For those who weren't at the 'How Liberal Are the Liberal Democrats?' event on Tuesday, you also missed two other things:
First, Lembit won something! He came top of Liberal Vision's
dubious list where they ranked all our MPs from most to least Liberal, by some very narrow criteria. I have trouble commending their methodology or the document. It looks like something that was put together in three hours by a sixth-form student, and how anyone can end up with Tom Brake (yes, the MP who used a precious ten minute rule bill to call for a ban on the sale of cannabis seeds, causing a reaction like
this among the estimated two million cannabis smokers in the UK - cheers Tom!) as tenth most liberal MP in our party is definitely doing it wrong.

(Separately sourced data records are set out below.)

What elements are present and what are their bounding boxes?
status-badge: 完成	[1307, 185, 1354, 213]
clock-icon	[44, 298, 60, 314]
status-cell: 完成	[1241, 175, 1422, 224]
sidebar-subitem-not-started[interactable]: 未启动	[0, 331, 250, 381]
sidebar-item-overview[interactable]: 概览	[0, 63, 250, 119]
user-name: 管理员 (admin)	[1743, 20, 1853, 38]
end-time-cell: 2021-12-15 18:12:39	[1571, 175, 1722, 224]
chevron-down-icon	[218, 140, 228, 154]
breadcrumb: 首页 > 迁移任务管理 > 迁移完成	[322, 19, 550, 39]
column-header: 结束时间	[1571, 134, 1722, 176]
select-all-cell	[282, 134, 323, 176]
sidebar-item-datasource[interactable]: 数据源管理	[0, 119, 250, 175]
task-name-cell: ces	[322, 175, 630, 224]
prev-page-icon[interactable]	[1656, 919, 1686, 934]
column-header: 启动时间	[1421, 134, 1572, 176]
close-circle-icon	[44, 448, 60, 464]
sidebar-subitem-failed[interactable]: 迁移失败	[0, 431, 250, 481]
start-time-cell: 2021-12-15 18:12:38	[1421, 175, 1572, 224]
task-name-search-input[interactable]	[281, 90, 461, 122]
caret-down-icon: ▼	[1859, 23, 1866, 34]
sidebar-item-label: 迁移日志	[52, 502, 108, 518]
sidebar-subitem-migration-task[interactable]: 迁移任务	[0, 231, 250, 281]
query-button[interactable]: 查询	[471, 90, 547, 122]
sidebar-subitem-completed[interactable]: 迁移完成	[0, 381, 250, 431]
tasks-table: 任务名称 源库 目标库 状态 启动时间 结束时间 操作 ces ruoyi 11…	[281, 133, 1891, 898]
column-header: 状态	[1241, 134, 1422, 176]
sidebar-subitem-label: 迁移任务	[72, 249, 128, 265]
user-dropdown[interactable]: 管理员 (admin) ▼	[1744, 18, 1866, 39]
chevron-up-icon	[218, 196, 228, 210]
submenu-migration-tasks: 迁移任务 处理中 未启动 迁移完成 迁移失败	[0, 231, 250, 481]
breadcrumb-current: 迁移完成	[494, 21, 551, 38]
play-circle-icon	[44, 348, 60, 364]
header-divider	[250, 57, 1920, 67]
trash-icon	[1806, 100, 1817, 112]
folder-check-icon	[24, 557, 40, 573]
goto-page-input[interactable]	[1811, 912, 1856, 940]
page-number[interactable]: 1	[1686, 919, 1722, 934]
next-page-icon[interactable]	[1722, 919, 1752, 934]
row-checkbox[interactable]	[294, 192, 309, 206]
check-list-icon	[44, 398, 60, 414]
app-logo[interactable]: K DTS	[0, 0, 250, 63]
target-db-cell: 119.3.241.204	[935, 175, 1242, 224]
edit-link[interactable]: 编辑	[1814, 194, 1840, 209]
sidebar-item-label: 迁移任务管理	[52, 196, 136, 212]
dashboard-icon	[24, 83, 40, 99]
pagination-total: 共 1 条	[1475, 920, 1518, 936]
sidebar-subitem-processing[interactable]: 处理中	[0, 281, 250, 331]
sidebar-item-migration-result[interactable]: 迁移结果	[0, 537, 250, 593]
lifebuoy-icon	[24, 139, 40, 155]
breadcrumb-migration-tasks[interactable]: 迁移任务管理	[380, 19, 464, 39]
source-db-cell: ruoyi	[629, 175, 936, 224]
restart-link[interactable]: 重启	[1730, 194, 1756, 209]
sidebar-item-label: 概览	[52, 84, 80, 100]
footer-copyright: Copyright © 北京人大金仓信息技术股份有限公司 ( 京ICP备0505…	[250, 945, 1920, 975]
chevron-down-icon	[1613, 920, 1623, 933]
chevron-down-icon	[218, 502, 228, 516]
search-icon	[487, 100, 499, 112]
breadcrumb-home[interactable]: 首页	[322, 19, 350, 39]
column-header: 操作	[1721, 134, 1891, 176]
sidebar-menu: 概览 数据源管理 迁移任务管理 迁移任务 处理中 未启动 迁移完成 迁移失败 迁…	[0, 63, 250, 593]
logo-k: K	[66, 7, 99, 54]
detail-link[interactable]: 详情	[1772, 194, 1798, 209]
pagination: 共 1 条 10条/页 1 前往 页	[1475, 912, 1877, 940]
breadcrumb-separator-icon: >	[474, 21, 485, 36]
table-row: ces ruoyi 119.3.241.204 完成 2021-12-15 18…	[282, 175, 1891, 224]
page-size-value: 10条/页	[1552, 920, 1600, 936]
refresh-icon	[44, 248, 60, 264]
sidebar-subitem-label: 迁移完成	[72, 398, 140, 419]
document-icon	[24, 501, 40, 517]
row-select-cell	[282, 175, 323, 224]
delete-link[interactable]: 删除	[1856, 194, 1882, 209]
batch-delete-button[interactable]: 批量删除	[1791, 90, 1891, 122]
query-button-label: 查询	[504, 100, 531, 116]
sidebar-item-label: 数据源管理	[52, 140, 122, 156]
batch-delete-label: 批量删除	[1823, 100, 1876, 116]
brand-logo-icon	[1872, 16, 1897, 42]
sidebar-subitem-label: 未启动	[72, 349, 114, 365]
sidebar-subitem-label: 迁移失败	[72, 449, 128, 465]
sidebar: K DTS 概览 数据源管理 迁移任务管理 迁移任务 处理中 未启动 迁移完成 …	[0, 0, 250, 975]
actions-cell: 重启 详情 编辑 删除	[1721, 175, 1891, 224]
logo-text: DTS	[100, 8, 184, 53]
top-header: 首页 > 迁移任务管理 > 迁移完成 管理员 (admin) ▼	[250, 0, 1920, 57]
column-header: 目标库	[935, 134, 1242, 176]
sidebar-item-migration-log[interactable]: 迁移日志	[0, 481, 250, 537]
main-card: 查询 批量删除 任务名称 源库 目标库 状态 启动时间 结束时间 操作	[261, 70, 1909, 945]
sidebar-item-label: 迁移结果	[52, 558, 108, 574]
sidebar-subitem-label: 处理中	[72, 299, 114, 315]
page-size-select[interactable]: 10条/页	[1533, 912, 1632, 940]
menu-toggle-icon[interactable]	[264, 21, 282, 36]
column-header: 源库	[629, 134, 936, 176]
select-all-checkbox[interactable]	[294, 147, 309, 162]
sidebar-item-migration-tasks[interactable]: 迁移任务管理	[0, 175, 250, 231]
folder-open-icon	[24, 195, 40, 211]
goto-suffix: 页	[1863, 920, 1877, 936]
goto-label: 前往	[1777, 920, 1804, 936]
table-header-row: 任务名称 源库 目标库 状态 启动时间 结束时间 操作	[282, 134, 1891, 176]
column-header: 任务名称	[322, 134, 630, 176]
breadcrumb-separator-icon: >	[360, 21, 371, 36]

Seems to me to be a document that was hastily slapped together in order to give an enticing title and description to a fringe meeting at conference to ensure extremely high attendance. Could that be because they had some ulterior motive for getting lots of conference reps in a room to attempt to pour honey in their ears? Let's think...
Second, a really hilarious attempt at creating drama, and thereby a story and a credible campaign for presidency of the federal party by Chandiler Fernando. Now, much as I think for the sake of democracy and a more engaging contest, I would love to see more than two entrants into this competition, I couldn't bring myself to sign a nomination paper for a) a defected tory who is no less than the director of the organisation I've spent most of this post denigrating; or b) a campaign this ludicrously launched and staged. Imagine if you will the atmosphere in the extremely packed room where the meeting I described above had taken place, some heated questions had been asked, and the clipboard with a sheet asking people to sign up for more information from the hosts was languishing at the back of the room, having picked up about five names in total from the people who had come along mostly to argue with Gavin Webb and see if they could see any bruises on Mark Littlewood. Now imagine an elderly gentleman who had been planted in the crowd standing up and shouting enthusiastically about how we were about to witness the latest entrant into the race to become party president, waving papers in the air like he thought he was Neville Chamberlain. And imagine the exchanged smirks across the room as Fernando stepped up to the front of the room and looked slightly gormless while his plant continued to rant and exhort people to sign his nomination papers. Oh boy. Good luck with that one, Chandiler. I can't see you getting very far.